Phone tapping: Even generic info is confidential, says MHA

Last Updated: Sunday, June 13, 2010 - 15:39

New Delhi: The Home Ministry has declined to
make public the number of phone tapping authorisations given
by it to different security agencies in recent years saying
even "generic" information about the working of such units is
exempt from the transparency law.

The ministry refused to provide the number of clearances
given by the Home Secretary to different enforcement,
intelligence and security agencies during last five years
citing confidentiality clauses of the RTI Act.

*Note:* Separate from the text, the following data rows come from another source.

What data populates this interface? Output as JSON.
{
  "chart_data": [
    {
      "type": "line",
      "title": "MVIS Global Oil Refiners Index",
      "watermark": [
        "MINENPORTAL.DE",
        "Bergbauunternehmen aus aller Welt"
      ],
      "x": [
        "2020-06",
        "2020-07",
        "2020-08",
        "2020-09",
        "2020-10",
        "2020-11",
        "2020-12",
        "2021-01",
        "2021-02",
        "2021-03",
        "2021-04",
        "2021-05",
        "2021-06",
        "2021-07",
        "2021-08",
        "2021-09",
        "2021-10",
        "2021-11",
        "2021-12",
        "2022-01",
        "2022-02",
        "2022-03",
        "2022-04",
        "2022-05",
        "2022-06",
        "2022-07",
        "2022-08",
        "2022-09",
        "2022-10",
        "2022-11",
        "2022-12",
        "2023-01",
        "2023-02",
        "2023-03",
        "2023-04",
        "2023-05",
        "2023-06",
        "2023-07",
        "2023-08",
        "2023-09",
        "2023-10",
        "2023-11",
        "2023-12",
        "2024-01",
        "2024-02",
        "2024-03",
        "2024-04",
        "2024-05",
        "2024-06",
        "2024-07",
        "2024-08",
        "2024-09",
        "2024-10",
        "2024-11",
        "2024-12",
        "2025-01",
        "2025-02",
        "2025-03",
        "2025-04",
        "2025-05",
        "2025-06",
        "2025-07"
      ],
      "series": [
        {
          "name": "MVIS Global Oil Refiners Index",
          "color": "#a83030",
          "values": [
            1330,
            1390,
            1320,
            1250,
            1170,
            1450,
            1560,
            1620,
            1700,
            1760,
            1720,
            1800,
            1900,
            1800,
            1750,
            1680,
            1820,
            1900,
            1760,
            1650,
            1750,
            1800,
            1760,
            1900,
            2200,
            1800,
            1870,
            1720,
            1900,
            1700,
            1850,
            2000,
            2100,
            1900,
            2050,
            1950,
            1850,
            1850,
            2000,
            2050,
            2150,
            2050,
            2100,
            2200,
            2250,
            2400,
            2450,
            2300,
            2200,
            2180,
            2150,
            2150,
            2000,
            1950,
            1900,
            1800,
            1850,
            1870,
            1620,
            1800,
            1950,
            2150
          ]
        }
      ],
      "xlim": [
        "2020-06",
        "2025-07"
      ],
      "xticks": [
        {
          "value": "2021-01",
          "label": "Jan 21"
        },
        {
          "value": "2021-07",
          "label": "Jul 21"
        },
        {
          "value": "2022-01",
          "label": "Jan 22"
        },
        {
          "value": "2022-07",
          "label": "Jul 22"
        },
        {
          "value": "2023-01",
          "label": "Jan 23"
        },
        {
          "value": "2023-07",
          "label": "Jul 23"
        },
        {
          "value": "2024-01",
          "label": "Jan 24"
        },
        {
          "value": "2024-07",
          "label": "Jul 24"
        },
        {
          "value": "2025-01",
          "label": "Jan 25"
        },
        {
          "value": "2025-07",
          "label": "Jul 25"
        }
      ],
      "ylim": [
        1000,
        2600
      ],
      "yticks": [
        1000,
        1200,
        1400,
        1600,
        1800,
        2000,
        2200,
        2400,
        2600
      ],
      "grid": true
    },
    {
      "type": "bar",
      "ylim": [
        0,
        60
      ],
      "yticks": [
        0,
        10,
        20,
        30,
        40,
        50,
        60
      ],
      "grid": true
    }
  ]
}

The denial comes even though RTI applicant Abhishek
Shukla had categorically mentioned that no details of the
surveillance but only the "number of permissions" by Home
Secretary needed to be disclosed.

"In as much as even generic data touches upon and is
reflective of the functioning of the security and intelligence
organisations, which in the legislative wisdom have been kept
outside the operation of the RTI Act, I find no cogent reason
to accept the appeal," Joint Secretary, Internal Security
Dharmendra Sharma said while rejecting the first appeal in
this regard.

The matter may now go to Central Information Commission
as a second appeal in this regard.

Under the Telegraph Act and the IT Act, each case of
monitoring of telephones or electronic communications has to
be approved by the Union Home Secretary personally and is
subject to review by an oversight committee chaired by the
Cabinet Secretary.

The Chief Information Commissioner, while hearing the
plea in the matter of disclosure of deliberations related to
Padma Awards, has made it clear that RTI Act exempts
communication from intelligence organisation to the government
but not other way round.

The Central Public Information Officer while refusing to
provide data about phone tapping clearances had cited section
of the law which exempt information which would prejudicially
affect the sovereignty and integrity of India, the security,
strategic, scientific or economic interests of the State,
relation with foreign State or lead to incitement of an
offence.

He also cited another section which allows withholding of
information which would endanger the life or physical safety
of any person or identify the source of information or
assistance given in confidence for law enforcement or security
purposes.

The third clause cited by him was that it would impede
the process of investigation or apprehension or prosecution of
offenders.

In the appeal against the decision, the RTI applicant had
argued that as the information is not specific about a person
or incident and deals only with the number of permissions
given, none of the sections cited by CPIO were applicable.